Тот день, разорвавший её уютный мирок в клочья, начинался совершенно неприметно. Где-то копошились мародёры на руинах Тольфара, снова и снова вороша обугленные руины и обгоревшие, растрескавшиеся кости. Где-то бился лбом о макебальские стены Арднар, где-то выясняли отношения Хариберт ван Элевсин, кетадрин Телгран ван Вастак, принц Оле Мертвец — единственный поддержавший восстание Харванид. А здесь всё так же играла в пыли босоногая чумазая детвора, посмеивались, перемывали косточки мужьям и дружкам девки и молодки в очереди у колодца, блеяло стадо овец, идущее с выпасов, скрежетали, проворачиваясь, жернова мужниной мельницы — в прошлом году урожай выдался на диво неплохим, старики даже вспомнили времена до Великой Ночи. Да и в этот раз, по всему видно, будет не хуже. Если данщики снова не придут — этак вся деревня заживёт не хуже, чем в старой Империи, как деды сказывают.
— Воины, воины едут! — сверкая пятками, мимо пронёсся мальчишка. Соседский сын, пятилетний малец, со сверстниками игрался на холме у самой окраины села. Это сделали с умыслом: зоркие шустрые мальчишки наверняка увидят чужаков и успеют предупредить старейшину и остальных. Нелишняя предосторожность во времена, когда по лесам бродят самые разные вооружённые отряды.

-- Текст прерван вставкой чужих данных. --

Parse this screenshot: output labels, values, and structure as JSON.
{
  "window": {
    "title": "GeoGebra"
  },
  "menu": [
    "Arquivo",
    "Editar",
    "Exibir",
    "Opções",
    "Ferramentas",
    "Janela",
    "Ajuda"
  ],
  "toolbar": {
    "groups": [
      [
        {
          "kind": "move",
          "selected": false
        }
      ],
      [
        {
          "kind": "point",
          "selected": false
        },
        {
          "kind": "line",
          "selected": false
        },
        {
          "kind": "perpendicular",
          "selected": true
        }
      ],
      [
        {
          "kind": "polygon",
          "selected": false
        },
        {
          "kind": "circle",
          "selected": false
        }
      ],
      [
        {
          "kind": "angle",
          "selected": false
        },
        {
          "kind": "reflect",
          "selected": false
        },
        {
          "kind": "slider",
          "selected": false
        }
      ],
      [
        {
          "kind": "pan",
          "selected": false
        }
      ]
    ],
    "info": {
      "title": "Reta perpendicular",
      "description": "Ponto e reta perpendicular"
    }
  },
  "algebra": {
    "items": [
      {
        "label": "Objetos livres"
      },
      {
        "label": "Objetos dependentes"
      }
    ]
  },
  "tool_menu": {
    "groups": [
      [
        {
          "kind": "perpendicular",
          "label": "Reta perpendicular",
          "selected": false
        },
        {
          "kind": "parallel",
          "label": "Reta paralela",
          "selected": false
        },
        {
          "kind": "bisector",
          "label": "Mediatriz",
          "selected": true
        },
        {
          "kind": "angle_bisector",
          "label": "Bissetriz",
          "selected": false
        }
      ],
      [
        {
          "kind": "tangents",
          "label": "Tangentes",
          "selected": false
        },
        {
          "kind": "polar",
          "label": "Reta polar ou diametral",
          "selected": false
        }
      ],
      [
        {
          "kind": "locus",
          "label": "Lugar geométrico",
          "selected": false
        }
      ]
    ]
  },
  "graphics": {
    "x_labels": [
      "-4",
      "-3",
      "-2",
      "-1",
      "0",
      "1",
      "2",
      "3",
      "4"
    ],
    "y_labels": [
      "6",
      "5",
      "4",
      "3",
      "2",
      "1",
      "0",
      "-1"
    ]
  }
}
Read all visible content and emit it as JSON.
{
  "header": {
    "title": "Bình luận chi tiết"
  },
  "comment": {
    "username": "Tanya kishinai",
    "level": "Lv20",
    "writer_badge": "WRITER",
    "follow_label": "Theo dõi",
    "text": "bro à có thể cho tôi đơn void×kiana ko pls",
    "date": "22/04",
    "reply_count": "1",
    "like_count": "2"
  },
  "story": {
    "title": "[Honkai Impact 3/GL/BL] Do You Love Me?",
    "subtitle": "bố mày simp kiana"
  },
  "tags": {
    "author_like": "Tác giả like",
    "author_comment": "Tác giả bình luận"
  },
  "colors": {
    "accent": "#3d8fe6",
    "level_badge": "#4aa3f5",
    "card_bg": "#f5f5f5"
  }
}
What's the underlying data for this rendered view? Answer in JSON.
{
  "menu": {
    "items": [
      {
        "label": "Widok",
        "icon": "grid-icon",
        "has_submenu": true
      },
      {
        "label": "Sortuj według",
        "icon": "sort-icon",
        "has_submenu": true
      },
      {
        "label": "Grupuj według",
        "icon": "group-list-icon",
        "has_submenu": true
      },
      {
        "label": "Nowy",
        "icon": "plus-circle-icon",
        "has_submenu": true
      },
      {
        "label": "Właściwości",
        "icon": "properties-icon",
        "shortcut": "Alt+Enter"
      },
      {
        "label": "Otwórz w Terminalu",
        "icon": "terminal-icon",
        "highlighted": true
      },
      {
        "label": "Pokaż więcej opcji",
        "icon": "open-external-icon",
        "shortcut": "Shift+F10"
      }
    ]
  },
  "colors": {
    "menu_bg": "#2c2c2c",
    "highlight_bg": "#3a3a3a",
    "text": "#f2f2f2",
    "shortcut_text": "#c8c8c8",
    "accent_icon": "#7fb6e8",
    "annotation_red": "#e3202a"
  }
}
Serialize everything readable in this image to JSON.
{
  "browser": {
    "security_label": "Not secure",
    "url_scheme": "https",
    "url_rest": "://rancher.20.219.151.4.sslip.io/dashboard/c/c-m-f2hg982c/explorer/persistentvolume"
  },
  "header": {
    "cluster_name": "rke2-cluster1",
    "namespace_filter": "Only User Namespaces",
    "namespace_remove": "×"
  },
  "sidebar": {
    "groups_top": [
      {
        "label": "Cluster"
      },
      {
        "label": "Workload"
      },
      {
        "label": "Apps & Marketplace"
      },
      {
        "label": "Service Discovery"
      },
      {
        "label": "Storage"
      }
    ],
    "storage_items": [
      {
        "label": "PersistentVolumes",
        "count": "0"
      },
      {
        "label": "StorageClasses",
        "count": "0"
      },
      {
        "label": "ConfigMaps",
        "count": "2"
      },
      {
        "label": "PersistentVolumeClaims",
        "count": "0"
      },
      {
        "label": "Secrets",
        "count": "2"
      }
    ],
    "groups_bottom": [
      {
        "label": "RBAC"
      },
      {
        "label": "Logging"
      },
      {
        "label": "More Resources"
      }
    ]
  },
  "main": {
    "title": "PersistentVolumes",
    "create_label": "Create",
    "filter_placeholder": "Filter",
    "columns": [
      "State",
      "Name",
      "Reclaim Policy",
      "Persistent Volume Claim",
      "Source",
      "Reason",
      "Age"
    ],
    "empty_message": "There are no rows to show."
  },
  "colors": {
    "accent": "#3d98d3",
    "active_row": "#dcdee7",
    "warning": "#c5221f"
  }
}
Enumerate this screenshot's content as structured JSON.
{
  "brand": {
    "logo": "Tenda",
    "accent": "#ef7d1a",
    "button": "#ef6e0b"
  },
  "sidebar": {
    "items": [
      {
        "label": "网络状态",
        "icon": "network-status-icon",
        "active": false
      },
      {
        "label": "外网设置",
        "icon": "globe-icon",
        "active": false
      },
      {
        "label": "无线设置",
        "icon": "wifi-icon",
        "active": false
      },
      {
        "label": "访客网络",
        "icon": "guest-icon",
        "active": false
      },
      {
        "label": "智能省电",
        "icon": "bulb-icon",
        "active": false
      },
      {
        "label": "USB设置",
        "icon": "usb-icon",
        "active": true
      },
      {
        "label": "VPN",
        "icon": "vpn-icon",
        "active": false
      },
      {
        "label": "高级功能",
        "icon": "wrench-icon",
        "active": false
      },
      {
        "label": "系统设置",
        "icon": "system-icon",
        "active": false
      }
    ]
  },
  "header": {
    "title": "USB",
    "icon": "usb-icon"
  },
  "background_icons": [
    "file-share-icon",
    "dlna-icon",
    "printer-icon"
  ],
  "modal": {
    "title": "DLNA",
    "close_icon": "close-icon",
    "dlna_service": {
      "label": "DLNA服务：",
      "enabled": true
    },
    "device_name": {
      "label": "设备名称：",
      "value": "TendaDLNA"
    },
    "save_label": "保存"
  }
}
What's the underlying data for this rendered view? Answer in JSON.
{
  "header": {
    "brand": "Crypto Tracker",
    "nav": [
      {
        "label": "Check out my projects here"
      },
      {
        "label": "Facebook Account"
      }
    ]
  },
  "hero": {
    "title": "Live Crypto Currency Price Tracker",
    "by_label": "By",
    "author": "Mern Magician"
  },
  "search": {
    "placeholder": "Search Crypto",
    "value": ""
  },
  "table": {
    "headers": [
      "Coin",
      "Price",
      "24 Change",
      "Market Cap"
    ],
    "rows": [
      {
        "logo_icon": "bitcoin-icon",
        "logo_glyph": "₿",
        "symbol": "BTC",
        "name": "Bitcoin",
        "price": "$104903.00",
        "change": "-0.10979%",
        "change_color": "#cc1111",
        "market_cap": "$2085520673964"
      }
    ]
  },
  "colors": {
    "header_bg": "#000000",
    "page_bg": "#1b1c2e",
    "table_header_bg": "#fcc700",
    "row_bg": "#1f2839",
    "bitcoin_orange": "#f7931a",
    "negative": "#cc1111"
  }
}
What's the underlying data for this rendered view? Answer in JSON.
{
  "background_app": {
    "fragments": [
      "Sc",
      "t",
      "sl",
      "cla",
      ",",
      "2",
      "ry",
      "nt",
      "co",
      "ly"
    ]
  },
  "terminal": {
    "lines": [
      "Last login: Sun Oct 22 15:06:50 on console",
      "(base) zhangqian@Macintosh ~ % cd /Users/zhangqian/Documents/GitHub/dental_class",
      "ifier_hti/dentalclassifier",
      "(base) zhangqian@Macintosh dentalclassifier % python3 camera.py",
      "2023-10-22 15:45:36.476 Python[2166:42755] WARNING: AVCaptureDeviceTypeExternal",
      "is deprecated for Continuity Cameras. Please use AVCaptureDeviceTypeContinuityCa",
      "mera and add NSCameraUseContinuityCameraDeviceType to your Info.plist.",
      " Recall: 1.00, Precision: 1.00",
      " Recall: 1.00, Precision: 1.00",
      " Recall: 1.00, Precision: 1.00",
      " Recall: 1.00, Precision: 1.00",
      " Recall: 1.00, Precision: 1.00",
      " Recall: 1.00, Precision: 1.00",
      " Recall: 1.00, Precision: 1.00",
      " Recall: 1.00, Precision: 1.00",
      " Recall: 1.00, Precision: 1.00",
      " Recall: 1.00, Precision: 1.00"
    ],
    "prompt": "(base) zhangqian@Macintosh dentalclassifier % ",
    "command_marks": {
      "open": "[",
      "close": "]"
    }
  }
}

По деревне пронеслась мгновенная суета: на четвёртый год войны все знали, что означает приход солдат. Будут грабежи, и горе тем, чьих жён или дочерей найдут. А уж стоит попытаться сопротивляться... Хоть чем-то возразить данщикам...
Последствия могут быть любые. Вплоть до полного уничтожения деревни с продажей в рабство женщин и детишек — и поголовной мучительной казнью мужчин старше десяти, стариков и старух... Вон, в соседней паргане так село вырезали — так потом там целый лес кольев со сгнившими трупами нашли. А ведь всего-навсего какой-то охотник застрелил из лука рыцаря, попытавшегося тянуть руки к его жене.
И потому крестьяне прятали — женщин, детей, припасы, бедную металлическую утварь, мотыги и плуги: всё железное после Великой Ночи само по себе ценность. Если у кого-то были украшения из золота и серебра — их и до войны-то старались надевать только на свадьбу и среди своих. Увы, спрятать всё нельзя — ничего не найдя, рыцари начнут пытать жителей домов подобротнее. Нет уж, как всегда, чем-то нужно поступиться. И кем-то тоже.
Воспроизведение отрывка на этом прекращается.